Awesome, i'm setting up a lab like this today (right now).  I'd like to try to use pfsense/virtualbox in production similarly .  Running two pfsense vm's.  The goal being to firewall between our lans and two seperate groups of internet facing servers and to save our electric bill.  My main concern is the resources VB eats up.  The bridged nic's though, does that create any sort of security concern? I'll run debian on my host machine and i'm afraid  if one pfsense vm gets compromised will the others be vunerable because they are sharing eth hardware.  I can lock down the linux machine and it sits behind a dedicated pf box on it's own dedicated switch but due to inexperience i cannot say for certain my pfsense machines are secure.  1 nic per vm necessary?

KOM

The bridged nic's though, does that create any sort of security concern?

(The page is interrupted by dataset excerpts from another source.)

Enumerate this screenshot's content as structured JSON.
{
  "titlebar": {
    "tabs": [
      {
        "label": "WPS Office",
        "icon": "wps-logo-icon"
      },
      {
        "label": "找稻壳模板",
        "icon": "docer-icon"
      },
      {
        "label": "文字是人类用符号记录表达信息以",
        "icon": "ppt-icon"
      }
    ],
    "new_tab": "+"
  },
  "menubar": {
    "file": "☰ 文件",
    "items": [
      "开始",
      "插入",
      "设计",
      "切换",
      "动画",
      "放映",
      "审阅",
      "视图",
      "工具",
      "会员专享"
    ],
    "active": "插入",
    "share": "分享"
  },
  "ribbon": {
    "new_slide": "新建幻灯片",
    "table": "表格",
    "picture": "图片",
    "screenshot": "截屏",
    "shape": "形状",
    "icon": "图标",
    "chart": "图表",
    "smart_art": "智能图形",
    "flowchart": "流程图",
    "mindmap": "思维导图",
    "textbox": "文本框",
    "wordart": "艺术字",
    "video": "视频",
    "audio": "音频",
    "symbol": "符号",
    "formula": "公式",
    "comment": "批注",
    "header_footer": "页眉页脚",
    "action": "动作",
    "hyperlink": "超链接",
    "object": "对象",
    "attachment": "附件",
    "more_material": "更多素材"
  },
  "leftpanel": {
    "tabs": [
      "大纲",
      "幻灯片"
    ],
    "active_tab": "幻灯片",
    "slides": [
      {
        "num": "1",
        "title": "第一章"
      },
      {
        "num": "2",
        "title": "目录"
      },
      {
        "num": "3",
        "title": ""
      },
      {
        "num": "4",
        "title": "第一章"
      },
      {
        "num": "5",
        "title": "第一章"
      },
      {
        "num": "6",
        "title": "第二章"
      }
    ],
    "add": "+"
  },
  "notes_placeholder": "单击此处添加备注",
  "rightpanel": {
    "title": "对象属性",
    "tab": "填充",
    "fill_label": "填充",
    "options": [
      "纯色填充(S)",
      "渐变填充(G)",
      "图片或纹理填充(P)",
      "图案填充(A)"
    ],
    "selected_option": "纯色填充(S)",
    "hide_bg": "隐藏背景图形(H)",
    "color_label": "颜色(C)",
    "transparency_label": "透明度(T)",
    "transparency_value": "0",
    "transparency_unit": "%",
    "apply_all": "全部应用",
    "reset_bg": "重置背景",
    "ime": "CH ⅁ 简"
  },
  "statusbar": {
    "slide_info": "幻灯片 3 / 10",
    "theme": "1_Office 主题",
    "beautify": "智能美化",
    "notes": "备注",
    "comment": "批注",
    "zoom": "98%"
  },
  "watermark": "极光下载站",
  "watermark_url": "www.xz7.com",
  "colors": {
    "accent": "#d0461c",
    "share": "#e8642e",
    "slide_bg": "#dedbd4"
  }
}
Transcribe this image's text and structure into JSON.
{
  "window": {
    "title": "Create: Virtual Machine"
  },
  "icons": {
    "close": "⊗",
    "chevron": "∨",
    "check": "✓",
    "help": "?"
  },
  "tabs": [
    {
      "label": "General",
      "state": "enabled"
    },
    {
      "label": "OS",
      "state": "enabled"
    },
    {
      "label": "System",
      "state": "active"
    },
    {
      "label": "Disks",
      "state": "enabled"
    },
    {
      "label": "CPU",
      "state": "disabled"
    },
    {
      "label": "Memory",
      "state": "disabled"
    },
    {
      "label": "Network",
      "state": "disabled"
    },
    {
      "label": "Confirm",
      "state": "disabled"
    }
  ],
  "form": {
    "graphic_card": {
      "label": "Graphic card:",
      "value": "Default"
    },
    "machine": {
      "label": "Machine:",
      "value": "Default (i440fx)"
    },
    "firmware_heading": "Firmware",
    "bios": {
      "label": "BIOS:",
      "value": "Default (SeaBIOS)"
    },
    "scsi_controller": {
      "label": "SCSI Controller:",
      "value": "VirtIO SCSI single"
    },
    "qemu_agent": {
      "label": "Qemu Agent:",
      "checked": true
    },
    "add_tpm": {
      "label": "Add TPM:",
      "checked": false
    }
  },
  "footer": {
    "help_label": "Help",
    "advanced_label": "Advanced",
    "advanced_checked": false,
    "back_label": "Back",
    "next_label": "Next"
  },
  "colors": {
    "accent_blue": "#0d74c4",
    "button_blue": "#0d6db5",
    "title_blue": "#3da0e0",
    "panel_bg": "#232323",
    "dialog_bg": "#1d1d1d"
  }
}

Bridged NIC just means it connects directly to the wire instead of using your system as a NAT.

In today's world of the NSA, FSB and Chinese spies, I can guarantee none of your servers are secure.  I run pfSense as our border firewall/router on VMware ESXi.  While not impossible, it will be quite difficult to hop from one VM to another unless you manage to exploit some really tasty bug.  Bare-metal hypervisors are trimmed down and present a fairly small attack surface.

1 nic per vm necessary?

For what, pfSense?  I would say two at the minimum.  I have seen people talk about single-NIC configs for pfSense but I can't imagine why you would do that.

Supermule

If you run it in a VM, then settle your management network on a seperate physical NIC.

And dont run the latest and greatest. Wait for updates and error reports.